Rev Karen Campbell chats to Grace and Sam about God disrupting worship in the Bible, and how the disruption of today is bringing down cultural barriers in her local church's worship. She brings her experiences as an ethnomusicologist, missionary and theologian to her current role of Pastor at Church of the Servant, Grand Rapids, a multicultural city church.

Reflection Questions:

1. Karen gives the example of art, instrumental music and the Psalms coming together for their Wednesday night "Dark Times, Deep Grace" evenings. This flowed from the gifts available in their context. What could be an equivalent kind of space you could create with the people and resources you have in your community?

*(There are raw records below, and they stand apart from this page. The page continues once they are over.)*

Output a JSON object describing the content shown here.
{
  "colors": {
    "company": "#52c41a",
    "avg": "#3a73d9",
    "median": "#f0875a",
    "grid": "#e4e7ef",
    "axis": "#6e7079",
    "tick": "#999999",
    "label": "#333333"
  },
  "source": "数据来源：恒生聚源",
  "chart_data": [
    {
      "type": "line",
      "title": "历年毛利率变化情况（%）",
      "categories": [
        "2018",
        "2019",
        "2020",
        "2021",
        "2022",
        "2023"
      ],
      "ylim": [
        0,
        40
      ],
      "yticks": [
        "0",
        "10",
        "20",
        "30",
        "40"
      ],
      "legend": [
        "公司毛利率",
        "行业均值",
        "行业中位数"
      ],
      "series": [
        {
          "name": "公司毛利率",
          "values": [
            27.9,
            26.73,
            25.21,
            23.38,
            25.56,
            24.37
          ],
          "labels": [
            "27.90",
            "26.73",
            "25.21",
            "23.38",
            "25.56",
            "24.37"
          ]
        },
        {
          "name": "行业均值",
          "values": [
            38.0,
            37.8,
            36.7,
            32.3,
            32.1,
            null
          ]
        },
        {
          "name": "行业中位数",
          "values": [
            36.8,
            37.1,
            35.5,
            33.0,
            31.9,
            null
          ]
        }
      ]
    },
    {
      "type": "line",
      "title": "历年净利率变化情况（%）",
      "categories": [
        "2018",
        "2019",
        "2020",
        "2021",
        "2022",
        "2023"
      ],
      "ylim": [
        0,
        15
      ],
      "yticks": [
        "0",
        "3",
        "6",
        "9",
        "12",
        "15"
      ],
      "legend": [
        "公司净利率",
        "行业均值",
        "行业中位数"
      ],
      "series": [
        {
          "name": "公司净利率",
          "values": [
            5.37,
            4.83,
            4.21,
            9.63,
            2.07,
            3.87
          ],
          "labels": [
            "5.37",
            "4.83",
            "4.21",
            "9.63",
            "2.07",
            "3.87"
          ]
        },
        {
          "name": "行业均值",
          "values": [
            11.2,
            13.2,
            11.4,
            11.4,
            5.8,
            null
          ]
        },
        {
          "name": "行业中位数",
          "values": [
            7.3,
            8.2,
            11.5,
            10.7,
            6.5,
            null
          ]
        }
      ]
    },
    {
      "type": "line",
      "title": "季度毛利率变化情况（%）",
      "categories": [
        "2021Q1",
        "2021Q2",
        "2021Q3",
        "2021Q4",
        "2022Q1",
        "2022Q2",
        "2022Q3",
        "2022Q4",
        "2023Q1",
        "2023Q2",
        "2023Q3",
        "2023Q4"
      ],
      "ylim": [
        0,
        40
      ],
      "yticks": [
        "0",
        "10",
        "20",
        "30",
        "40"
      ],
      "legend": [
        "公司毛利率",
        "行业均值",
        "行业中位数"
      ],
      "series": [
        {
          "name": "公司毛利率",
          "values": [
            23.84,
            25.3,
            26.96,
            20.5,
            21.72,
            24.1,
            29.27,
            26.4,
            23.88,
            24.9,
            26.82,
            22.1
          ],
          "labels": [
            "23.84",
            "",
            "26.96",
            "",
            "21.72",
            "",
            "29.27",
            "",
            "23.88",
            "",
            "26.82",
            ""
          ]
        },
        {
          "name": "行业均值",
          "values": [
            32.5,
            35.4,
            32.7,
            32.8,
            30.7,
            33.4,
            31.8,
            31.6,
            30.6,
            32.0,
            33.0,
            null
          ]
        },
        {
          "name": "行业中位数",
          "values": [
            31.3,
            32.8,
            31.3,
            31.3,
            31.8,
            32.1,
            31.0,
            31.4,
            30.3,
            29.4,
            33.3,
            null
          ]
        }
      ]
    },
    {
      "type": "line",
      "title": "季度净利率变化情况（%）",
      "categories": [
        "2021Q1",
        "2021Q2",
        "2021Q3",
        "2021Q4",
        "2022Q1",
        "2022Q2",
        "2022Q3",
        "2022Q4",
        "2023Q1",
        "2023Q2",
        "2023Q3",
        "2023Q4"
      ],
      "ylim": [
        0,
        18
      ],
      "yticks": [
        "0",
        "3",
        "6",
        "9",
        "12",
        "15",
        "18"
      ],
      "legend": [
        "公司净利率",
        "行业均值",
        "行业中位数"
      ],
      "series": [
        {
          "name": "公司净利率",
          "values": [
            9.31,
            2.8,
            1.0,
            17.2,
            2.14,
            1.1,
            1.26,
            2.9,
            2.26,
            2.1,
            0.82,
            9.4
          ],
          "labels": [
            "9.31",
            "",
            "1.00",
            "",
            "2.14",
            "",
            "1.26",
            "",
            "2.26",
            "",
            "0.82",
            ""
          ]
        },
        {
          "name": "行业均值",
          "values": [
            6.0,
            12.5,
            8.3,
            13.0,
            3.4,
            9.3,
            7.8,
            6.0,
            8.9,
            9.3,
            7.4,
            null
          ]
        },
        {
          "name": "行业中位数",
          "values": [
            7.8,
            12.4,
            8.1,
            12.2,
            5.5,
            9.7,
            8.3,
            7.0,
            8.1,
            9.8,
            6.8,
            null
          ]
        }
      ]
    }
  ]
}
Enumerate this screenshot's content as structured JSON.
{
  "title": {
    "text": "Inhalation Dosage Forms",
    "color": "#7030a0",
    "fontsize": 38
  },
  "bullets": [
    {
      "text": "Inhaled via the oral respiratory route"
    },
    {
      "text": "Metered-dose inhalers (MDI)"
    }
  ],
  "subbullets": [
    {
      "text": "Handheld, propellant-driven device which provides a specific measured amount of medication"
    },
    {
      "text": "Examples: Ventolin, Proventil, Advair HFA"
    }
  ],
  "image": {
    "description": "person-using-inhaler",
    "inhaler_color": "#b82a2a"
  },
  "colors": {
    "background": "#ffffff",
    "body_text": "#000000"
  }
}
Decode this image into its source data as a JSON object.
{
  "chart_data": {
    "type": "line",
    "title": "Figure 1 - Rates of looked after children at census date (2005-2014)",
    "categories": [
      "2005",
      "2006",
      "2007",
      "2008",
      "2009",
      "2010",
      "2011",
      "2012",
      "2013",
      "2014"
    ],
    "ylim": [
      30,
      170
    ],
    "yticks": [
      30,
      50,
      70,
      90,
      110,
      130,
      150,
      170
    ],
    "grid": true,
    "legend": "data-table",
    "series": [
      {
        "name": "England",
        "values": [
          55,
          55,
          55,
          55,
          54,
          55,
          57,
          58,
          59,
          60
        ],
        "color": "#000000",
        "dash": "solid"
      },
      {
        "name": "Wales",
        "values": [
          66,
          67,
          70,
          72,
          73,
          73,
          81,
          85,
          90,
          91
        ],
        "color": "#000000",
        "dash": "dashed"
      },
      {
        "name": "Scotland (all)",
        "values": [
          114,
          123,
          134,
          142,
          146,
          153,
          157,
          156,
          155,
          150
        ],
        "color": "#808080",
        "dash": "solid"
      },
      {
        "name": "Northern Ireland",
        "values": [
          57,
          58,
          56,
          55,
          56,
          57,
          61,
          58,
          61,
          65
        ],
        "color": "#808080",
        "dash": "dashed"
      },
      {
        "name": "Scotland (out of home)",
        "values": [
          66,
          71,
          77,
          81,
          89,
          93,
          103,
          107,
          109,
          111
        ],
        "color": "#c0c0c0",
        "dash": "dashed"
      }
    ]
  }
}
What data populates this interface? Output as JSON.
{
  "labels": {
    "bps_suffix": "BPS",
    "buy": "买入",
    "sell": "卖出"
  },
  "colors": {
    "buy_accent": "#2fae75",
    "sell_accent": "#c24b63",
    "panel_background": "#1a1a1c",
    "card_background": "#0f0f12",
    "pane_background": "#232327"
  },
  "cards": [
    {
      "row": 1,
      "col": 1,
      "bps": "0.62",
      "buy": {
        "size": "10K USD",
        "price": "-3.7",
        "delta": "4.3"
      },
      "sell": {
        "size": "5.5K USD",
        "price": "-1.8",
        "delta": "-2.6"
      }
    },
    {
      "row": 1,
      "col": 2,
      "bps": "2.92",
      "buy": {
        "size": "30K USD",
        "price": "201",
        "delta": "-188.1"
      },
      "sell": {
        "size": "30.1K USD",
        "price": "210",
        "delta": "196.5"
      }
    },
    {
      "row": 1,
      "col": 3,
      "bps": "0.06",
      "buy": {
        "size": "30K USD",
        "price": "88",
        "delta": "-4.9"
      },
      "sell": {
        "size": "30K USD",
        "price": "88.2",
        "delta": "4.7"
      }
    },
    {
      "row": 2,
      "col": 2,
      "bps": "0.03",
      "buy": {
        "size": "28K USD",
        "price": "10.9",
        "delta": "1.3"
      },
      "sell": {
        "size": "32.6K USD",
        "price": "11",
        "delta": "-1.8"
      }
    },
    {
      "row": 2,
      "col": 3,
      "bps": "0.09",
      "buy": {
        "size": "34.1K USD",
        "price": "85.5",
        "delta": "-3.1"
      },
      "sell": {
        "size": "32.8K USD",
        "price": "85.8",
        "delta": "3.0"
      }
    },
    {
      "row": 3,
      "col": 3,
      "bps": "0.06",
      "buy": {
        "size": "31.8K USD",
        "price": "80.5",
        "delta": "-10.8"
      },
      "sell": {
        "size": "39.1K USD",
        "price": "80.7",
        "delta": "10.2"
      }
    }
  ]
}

2. Karen explores a number of examples of God disrupting the "comfortable" worship of people in the Bible. Are there particular Bible stories which strike you as relevant: the Israelites in the wilderness, the exile to Babylon (Psalm 137), Sabbath, Jubilee, Jesus disrupting the worship of his day, Peter's worship being disrupted (Acts 10:9-16)... or something else? Explore a passage that seems timely for you.

3. Grace reflects back that "Sabbath is a controlled excercise in disruption... God is giving us an invitation every six days to enter into this disruption, I wonder if in the past we'd entered into that more if in some area's we would have struggled a bit less." There is talk of this making us flexible, supple, to "fathom" or stretch out. Does this help you explore Sabbath differently?

4. There is conversation about cultural dominance. What culture is dominant in the style of your gathered worship? Who is at the margins of your gathered worship? Are there people groups, spiritual styles, educational preferences, languages or other aspects that you could create space for? How could we break cultural idols and move towards more multicultural, inclusive forms of worship?